Si chiama Angio-OCT, acronimo inglese di tomografia a coerenza ottica - angiografia ed è allo studio per la prevenzione attiva del glaucoma. Questa nuova tecnologia può infatti studiare, grazie alla sua rapidità di scansione e ad un adeguato algoritmo, la vascolarizzazione del nervo ottico.
L’Angio-OCT può catturare circa 70mila scansioni al secondo e grazie ad un software, l’apparecchio è in grado di “pulire” le immagini da eventuali movimenti impercettibili e repentini dell’occhio o artefatti che potrebbero interferire nell’analisi del nervo ottico.

Il professor Robert Stamper - ricercatore oftalmologico dell’Università della California sede di San Francisco - ha spiegato “Quando si ha un background costante e qualcosa che si muove attorno, come nel caso della retina e dei vasi sanguigni che la irrorano, conoscendo la “velocità di scatto” dell’apparecchio fotografico e conoscendone la distanza dalla retina, è possibile calcolare le variazioni di flusso sanguigno, edulcorandole da ciò che si può considerare “rumore di fondo”: le interferenze provenienti dall’esterno e dei movimenti spontanei dell’occhio”. Questo è quello che fa l’Angio-OCT, insieme con un’analisi approfondita della situazione dei vasi sanguigni, che comprende la loro densità e struttura: una rappresentazione completa della retina e di ciò che le sta intorno. Uno strumento diagnostico che potrebbe essere utile nella diagnosi precoce o nel rilevare lo stato di avanzamento del glaucoma.
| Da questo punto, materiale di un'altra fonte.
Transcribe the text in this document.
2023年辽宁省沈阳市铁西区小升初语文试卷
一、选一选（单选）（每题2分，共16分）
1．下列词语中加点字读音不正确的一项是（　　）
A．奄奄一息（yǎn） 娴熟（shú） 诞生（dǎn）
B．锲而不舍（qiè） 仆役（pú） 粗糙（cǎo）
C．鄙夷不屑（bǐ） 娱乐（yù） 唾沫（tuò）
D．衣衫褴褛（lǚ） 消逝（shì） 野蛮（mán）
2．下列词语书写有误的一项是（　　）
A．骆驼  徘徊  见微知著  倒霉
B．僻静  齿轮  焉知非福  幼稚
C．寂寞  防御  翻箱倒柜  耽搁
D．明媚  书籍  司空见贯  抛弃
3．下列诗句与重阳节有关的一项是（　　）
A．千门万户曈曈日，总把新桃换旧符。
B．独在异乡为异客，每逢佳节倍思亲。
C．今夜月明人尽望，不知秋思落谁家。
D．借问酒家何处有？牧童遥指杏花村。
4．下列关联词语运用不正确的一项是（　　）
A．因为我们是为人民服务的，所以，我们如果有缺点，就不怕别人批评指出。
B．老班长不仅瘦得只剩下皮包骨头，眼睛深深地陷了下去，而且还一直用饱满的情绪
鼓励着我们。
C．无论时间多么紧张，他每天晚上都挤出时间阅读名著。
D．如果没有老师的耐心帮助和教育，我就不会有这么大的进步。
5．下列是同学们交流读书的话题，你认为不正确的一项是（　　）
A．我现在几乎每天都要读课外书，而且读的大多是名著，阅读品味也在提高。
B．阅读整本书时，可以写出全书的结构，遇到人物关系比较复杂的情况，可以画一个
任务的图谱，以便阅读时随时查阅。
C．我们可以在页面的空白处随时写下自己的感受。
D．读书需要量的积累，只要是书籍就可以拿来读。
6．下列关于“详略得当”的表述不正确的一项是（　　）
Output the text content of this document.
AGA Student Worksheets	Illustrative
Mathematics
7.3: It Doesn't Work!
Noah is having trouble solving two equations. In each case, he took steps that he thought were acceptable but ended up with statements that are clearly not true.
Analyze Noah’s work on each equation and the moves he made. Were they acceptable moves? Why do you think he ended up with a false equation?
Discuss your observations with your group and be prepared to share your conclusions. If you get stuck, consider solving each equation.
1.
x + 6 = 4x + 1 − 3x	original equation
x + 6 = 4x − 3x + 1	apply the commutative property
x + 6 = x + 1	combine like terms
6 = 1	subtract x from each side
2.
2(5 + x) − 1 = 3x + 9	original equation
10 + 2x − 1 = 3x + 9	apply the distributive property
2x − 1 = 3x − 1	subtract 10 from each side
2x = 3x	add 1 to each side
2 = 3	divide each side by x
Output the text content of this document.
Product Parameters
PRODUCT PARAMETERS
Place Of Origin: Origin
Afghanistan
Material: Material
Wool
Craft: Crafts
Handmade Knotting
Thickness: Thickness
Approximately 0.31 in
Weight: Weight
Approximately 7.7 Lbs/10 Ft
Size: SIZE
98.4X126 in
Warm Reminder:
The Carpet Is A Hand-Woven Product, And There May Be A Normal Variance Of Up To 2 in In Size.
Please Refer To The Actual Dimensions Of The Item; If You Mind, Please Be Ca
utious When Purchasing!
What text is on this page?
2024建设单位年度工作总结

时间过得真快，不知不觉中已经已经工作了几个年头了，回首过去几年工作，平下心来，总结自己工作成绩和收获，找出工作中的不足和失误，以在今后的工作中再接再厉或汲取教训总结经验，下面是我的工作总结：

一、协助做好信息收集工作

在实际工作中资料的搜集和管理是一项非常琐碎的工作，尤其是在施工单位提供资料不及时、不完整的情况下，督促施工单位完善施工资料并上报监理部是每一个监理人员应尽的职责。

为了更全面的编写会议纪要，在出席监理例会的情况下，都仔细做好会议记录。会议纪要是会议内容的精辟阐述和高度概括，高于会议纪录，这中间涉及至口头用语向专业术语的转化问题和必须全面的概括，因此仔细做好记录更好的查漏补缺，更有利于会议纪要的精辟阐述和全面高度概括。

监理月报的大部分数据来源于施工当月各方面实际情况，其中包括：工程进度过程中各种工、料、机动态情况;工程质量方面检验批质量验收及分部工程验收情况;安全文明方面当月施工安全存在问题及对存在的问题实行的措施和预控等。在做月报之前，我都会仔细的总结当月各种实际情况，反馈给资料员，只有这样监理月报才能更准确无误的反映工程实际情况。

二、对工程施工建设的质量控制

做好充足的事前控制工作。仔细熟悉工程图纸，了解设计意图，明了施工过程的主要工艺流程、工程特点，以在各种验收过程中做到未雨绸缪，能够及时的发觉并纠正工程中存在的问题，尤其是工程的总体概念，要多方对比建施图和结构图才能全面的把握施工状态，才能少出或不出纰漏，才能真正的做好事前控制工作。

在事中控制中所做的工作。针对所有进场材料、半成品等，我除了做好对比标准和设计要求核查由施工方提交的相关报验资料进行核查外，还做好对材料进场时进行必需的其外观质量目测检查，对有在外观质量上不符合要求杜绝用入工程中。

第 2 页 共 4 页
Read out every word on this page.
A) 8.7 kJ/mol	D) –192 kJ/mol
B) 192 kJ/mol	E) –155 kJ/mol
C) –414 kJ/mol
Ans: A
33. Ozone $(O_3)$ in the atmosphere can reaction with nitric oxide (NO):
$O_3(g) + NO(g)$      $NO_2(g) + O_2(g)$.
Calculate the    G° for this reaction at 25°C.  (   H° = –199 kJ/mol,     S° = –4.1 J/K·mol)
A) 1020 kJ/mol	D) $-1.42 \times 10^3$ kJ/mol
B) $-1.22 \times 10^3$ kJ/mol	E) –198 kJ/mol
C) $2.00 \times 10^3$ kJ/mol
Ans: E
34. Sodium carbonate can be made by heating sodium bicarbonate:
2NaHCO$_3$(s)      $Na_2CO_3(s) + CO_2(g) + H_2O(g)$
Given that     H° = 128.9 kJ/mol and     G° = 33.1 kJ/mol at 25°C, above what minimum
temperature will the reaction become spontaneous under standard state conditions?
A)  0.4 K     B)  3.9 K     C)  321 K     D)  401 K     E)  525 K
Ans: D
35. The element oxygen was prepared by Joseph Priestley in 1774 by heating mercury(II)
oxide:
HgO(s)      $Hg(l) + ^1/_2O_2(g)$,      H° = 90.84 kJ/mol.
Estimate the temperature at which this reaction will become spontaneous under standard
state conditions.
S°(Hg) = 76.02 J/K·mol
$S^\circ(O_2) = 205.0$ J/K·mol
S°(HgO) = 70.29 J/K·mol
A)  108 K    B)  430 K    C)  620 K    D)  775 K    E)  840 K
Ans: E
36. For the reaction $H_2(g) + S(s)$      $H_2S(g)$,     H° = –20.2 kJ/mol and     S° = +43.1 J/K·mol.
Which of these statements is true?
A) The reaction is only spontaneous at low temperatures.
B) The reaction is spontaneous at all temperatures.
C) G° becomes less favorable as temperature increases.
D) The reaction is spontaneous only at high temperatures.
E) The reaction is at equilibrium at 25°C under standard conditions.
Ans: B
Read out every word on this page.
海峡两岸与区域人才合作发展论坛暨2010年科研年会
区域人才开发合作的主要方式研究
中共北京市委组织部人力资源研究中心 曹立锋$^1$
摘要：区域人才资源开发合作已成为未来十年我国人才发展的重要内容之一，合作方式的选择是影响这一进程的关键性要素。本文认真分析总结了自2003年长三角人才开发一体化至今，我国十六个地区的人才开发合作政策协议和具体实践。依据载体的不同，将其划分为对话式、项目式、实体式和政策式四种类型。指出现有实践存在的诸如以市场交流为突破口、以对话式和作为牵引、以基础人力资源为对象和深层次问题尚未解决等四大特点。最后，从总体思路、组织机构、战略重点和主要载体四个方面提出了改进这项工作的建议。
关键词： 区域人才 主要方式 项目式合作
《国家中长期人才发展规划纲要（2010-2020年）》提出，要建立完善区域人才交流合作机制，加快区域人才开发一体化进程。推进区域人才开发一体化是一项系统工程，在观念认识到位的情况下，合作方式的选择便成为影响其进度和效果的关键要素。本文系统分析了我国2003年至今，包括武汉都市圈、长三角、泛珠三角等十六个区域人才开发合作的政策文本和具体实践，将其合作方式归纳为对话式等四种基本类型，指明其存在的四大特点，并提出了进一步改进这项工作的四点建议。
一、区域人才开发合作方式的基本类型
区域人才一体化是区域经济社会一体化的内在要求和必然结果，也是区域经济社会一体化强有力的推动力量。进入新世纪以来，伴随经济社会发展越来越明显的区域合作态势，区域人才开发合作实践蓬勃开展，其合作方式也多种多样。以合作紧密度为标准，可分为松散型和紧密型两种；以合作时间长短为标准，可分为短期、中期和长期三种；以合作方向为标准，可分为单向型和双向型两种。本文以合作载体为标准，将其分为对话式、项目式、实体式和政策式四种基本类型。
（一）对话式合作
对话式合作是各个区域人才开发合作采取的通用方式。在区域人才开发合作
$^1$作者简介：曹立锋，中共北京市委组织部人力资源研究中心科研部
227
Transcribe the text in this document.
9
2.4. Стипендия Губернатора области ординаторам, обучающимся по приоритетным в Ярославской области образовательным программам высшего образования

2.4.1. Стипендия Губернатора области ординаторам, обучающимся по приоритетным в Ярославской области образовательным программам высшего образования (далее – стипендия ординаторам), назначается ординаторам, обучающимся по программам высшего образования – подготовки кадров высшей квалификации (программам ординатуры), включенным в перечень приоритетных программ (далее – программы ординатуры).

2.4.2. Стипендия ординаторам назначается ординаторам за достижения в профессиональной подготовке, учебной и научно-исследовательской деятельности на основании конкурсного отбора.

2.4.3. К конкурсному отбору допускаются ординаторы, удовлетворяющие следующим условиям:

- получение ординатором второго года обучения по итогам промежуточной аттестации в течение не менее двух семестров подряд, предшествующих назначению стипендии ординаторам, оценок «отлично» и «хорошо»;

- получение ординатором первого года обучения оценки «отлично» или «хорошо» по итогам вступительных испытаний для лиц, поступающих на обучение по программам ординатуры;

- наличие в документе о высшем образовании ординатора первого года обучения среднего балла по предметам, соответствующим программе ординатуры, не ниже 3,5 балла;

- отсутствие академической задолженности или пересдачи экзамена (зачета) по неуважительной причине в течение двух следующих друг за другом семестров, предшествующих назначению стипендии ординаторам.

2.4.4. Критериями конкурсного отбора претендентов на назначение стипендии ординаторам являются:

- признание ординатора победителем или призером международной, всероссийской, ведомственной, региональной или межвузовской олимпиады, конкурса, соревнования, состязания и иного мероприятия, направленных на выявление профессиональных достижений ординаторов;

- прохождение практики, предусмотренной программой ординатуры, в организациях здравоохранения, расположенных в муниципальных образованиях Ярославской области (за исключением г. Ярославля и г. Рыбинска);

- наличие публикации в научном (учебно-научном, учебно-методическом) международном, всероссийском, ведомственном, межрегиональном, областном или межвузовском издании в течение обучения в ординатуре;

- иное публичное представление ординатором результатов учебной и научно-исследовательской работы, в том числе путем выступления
In questa fase, i ricercatori stanno utilizzando l’Angio-OCT soprattutto nei pazienti con maculopatia. Quello che si osserva, a paragone con un OCT effettuato su persone non affette da glaucoma, è una riduzione del “letto” del capillare. OCT inoltre può distinguere le aree in cui i capillari hanno perso densità e altre in cui sono totalmente compromessi. 

Ma cosa possiamo imparare del glaucoma e di altre patologie oculari che già la comunità scientifica non conosce? 
I ricercatori sono attualmente all’opera per mettere a punto misure quantitative e trend statistici, per valutare gli indizi tipici del glaucoma e comprenderne meglio o prevederne l’andamento futuro. In questo modo sarà più semplice prevenire eventuali danni della vista.
Grazie all’ausilio dell’Angio-OCT, alcune domande relative a questa patologia potrebbero finalmente ricevere risposta. Tra queste anche le modalità di progressione della patologia e gli effetti delle terapie prescritte al paziente.